Fin juillet, le producteur Koniambo Nickel, l’un des trois implantés en Nouvelle-Calédonie, a annoncé qu’il allait jeter l’éponge. L’usine devrait fermer ses portes et licencier 1 200 salariés en cette fin de mois d’août. Dans ce contexte, la Chine est souvent présentée comme un facteur important de déstabilisation de l’archipel. L’Empire du Milieu qui tisse sa toile dans le Pacifique, lorgnerait ainsi sur les réserves de nickel calédoniennes allant jusqu’à soutenir les mouvements kanaks indépendantistes. C’est notamment une des thèses que développe la chercheuse néo-zélandaise Anne-Marie Brady dans un rapport rédigé pour le think tank Australian Strategic Policy Institute et qui porte sur l’influence chinoise en Nouvelle-Calédonie.

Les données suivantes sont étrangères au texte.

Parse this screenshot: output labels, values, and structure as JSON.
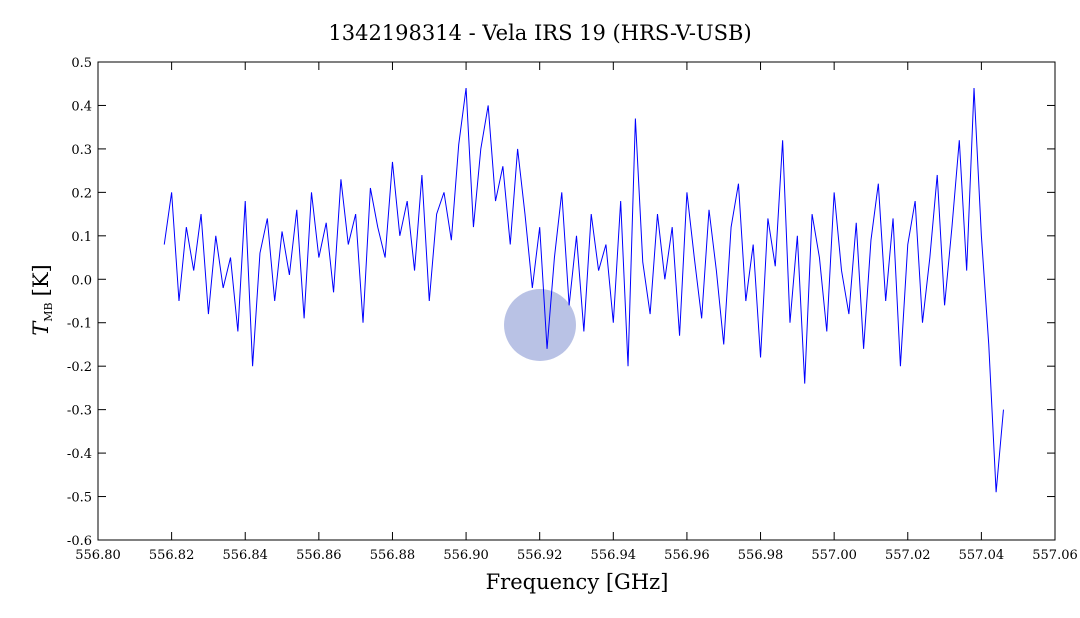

La chercheuse, originaire de Nouvelle-Zélande est la première à s’intéresser à ce sujet. Elle affirme que la Nouvelle-Calédonie « présente un intérêt particulier » pour la Chine car c’est un « territoire stratégiquement important pour la France, l’Australie, la Nouvelle-Zélande et les États-Unis ». Selon son rapport, « la Nouvelle-Calédonie est désormais dépendante du marché chinois pour ses exportations, ce qui constitue un risque stratégique. Le territoire doit rééquilibrer son économie et revenir à un portefeuille de marchés plus diversifié. »

La Chine veut un monopole sur le nickel

Si la France a dominé au début du XXe siècle le marché stratégique du nickel, les Chinois via l’Indonésie pèsent désormais 75 % de ce marché. Et le meilleur moyen qu’ils ont trouvé pour éliminer la concurrence occidentale, c’est de surproduire pour faire s’écrouler les prix. Djakarta a ainsi « inondé les marchés pour pousser les producteurs calédoniens ou australiens à la faillite et permettrait à l’Indonésie d’acquérir un quasi-monopole sur le nickel et, par extension, un rôle incontournable dans les composants de batteries », indiquait Thibault Michel, chercheur à l’Ifri, dans une tribune du Monde.

Mais si Pékin cherche à renforcer le contrôle qu’il possède sur ce minerai stratégique, il ne faut oublier le rôle des acteurs privés chinois qui ont des intérêts de prédation sur la Nouvelle-Calédonie, et on ne constate pas à ce jour de stratégie de l’Etat chinois derrière ces initiatives.

Une présence militaire française utile mais insuffisante

La chercheuse insiste aussi sur l’importance de la présence militaire française dans cette zone stratégique, au point de faire de la France une véritable puissance de la zone indo-pacifique capable de rivaliser avec la puissance chinoise. Un argument qui plaira sans doute au ministère des Armées dont Sébastien Lecornu avait annoncé en 2022 le renforcement et la modernisation des capacités militaires françaises dans la zone.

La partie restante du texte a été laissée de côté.